Calvin-ISM

The word Calvinist or Calvinian goes back a long way

After the spate of “Calvin against the Calvinists” articles, books, and chapters in the twentieth century, in which Puritans featured prominently, people started to question whether the later folks could really appeal to the great man as in some way foundational for their theology. The Calvinists had twisted and deformed the theology of the Genevan Reformer, it was said.

 

Calvinism used to be synonymous with Reformed theology. Indeed, it identified it more quickly and easily, because many people have no idea what you mean if you say “Reformed” but they immediately seem to recognise “Calvinism” as a term. A term of abuse perhaps, but recognisable.

After the spate of “Calvin against the Calvinists” articles, books, and chapters in the twentieth century, in which Puritans featured prominently, people started to question whether the later folks could really appeal to the great man as in some way foundational for their theology. The Calvinists had twisted and deformed the theology of the Genevan Reformer, it was said. Calvin wasn’t a five point Calvinist, for example (they said). I won’t here go into the sloppy history and theology behind the Calvin vs Calvinism school of thought, which is often lamentable. But in understandable reaction to it, many Reformed folks reverted to calling themselves Reformed rather than Calvinist.

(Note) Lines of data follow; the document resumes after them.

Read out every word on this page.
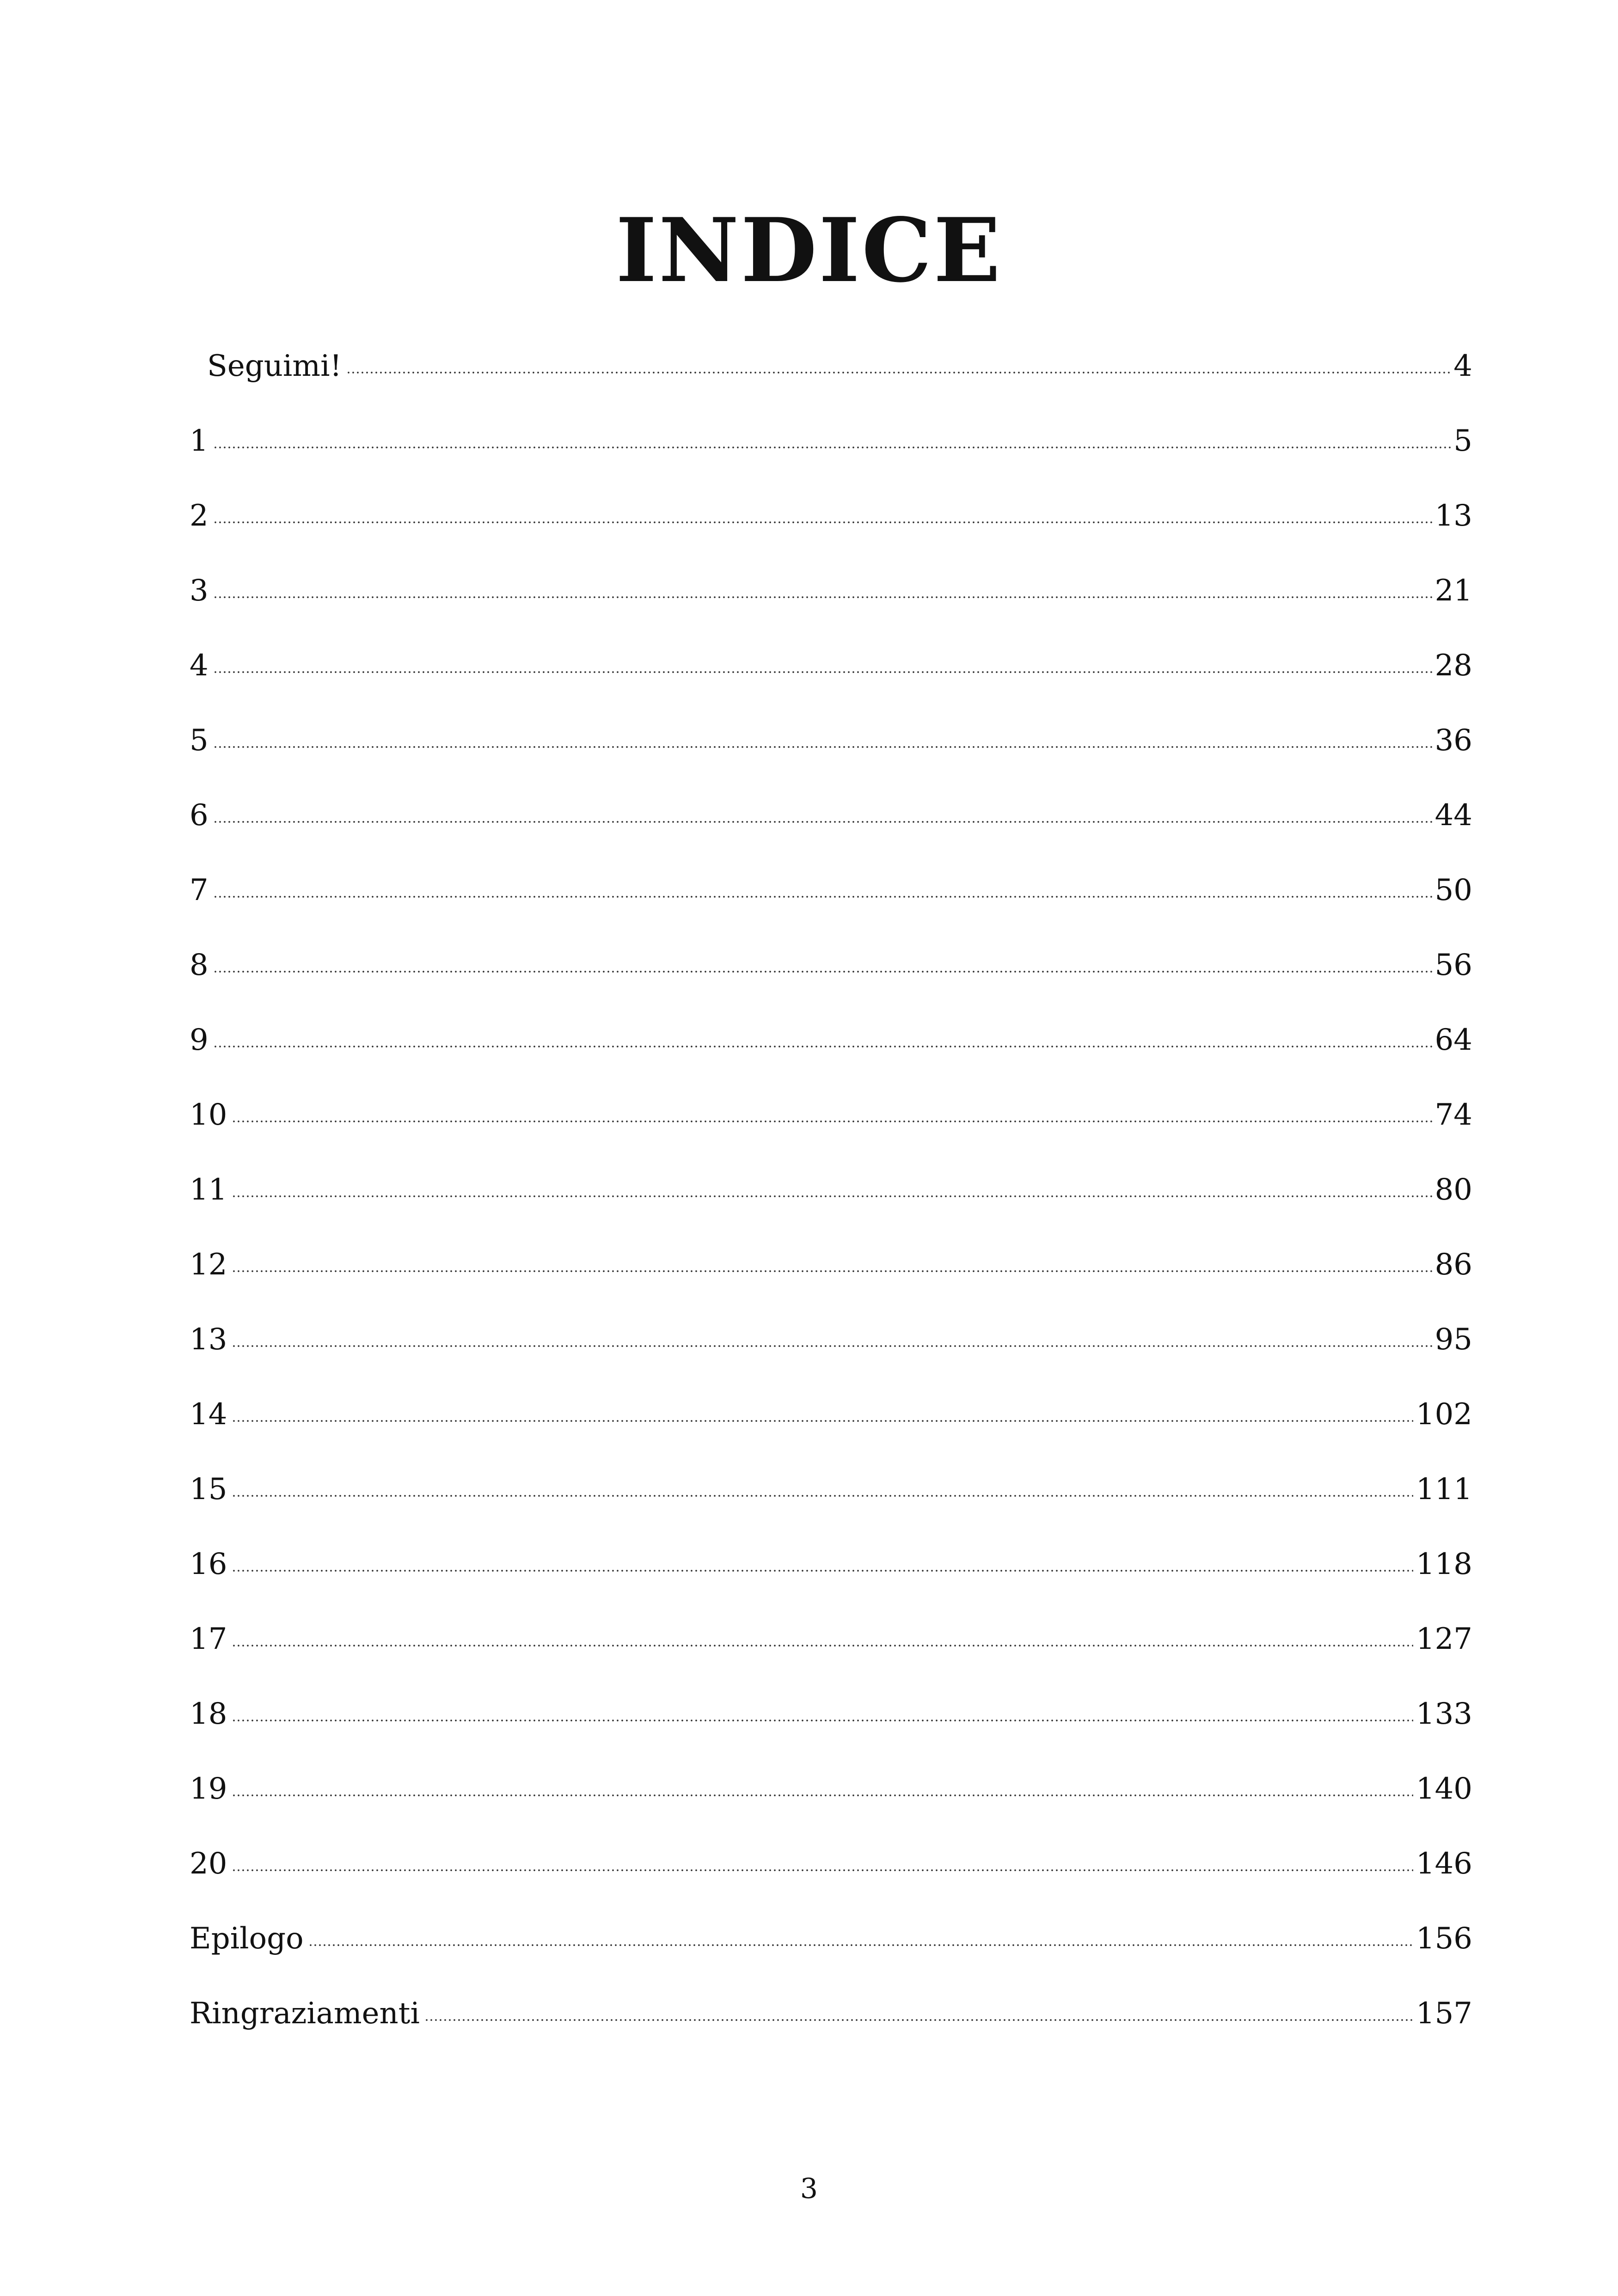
INDICE
Seguimi!	4
1	5
2	13
3	21
4	28
5	36
6	44
7	50
8	56
9	64
10	74
11	80
12	86
13	95
14	102
15	111
16	118
17	127
18	133
19	140
20	146
Epilogo	156
Ringraziamenti	157
3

And there has been a fruitful investigation by some into the wider roots of Reformed theology. People like Musculus, Bullinger, Vermigli, Zanchi and their friends have been dug up and exhibited as “the other Reformed people” alongside Calvin. Just to show we’re not followers of one man, but of a broad and diverse movement. This is all good, in a way. But if all we do is look at these recent developments in historiography, we might start to think that “Calvinism” is a rude word just invented by “Calvin vs. The Calvinists” type writers in the twentieth century. It wasn’t.